On Winged Ants
Friday, April 29th, 2005Thursday night, the winged ants came out.
They swarmed out of cracks in the wall, out of corners and crevices, and took flight, hovering around the lights of the kitchen and the sala. Some, perhaps too excited at the prospect of romance to see where they were going, zipped directly into the noses of the equally excited house lizards.
My father had said that they come out just before the rainy season. His father had taught him that, and perhaps, in turn, my grandfather’s father told young Gerardo Baula that fact, as they sat in their rural hut somewhere in Abra.

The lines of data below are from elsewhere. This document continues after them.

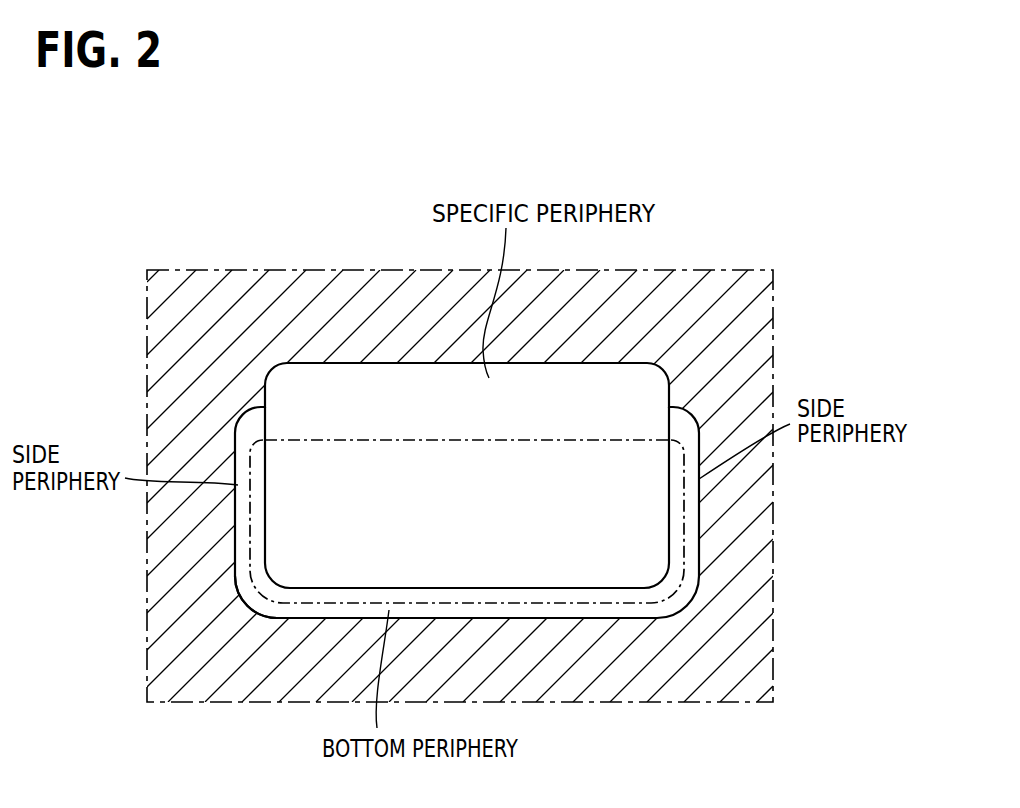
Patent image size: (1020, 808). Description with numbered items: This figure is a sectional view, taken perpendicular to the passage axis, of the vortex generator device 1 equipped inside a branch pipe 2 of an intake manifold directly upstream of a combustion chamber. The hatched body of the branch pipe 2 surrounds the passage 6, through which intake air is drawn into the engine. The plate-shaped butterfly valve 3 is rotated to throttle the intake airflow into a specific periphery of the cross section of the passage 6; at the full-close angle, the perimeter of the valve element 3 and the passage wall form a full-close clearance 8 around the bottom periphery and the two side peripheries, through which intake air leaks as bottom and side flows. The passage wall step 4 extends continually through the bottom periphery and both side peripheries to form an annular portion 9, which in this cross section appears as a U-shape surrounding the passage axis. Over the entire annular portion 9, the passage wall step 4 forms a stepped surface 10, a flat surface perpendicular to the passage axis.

The vortex generator device 1 is at (777, 266).
The branch pipe 2 is at (750, 317).
The butterfly valve 3 is at (693, 404).
The passage wall step 4 is at (667, 600).
The passage 6 is at (311, 396).
The full-close clearance 8 is at (690, 528).
The annular portion 9 is at (269, 617).
The stepped surface 10 is at (493, 563).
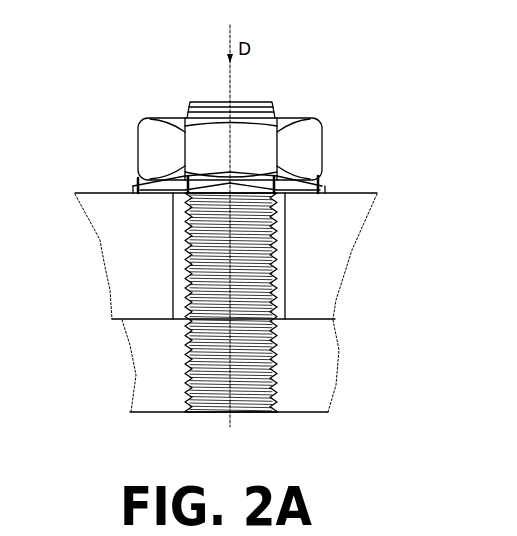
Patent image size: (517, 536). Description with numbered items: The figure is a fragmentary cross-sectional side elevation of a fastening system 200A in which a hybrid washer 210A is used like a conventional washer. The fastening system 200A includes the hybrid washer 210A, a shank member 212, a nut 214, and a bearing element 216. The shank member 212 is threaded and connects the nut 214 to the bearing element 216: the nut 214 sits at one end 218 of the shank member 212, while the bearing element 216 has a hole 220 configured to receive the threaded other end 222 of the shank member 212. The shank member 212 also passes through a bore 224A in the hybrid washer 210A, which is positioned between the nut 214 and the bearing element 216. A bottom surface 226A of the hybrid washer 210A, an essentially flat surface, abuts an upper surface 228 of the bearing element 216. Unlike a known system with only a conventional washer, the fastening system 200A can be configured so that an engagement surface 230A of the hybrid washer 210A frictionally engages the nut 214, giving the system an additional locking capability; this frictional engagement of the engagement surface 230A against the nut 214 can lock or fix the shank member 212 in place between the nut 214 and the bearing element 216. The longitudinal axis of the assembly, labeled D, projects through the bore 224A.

The fastening system 200A is at (333, 98).
The hybrid washer 210A is at (137, 188).
The nut 214 is at (315, 124).
The one end of the shank member 218 is at (202, 100).
The engagement surface 230A is at (320, 157).
The shank member 212 is at (262, 303).
The other end of the shank member 222 is at (205, 406).
The bottom surface of the hybrid washer 226A is at (232, 192).
The bearing element 216 is at (363, 216).
The upper surface of the bearing element 228 is at (90, 197).
The bore in the hybrid washer 224A is at (177, 208).
The hole 220 is at (185, 277).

It was something that just came to me as I was trying to rid the house of the pests, these and others that flew straight towards the light: Plant a coconut tree where you intend to build your house. Do not sweep the floors at night. Just before you put in your new house’s posts, put a one-peso coin in the post holes.

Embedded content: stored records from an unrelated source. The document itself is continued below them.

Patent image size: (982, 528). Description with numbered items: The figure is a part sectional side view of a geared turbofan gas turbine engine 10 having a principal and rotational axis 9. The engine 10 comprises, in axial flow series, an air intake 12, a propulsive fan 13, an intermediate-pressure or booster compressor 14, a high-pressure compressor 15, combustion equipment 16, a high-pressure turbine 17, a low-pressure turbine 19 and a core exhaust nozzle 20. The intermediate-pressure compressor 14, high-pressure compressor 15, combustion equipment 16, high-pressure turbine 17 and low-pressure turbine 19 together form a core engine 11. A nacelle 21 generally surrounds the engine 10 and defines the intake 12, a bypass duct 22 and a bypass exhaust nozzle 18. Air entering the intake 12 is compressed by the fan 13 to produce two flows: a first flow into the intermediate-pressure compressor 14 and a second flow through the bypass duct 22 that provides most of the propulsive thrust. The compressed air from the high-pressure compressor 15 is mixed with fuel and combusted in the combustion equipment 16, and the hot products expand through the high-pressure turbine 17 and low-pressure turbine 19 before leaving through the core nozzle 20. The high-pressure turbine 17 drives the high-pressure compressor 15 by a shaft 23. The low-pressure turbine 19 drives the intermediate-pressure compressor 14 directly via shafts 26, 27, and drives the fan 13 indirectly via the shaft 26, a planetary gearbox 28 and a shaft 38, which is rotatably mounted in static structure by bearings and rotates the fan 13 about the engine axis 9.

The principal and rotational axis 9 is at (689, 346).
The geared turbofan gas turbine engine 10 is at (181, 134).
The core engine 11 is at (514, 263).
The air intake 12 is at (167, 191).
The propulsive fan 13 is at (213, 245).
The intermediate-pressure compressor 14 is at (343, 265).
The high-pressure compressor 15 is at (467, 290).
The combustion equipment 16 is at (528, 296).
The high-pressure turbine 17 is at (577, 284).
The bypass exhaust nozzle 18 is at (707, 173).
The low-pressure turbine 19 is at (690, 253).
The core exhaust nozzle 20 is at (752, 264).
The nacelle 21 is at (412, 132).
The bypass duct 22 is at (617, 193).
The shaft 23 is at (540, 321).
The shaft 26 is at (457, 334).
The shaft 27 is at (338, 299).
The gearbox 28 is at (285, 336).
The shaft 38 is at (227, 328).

The flying ants come with the rain. An earthquake signals the change of seasons. If the children fly kites, the harvest will be small. If they play with marbles and tops, a bountiful harvest. Farmer’s wisdom, to be sure, passed on from generation to generation. Except, perhaps, that my grandfather would be the last to find use for these maxims. His would be the last generation to watch the seasons, till the earth, wait for the rains. His seed would not find any use for the practical wisdom that were older than he is. Thirty years from the time when he would relate these to his eldest, they would just become artifacts of a simpler, harder time, when life comes and goes with every turn of the season.
And, yet, I still remember them, that Thursday night, as I was busily spraying the ants with modern insecticide.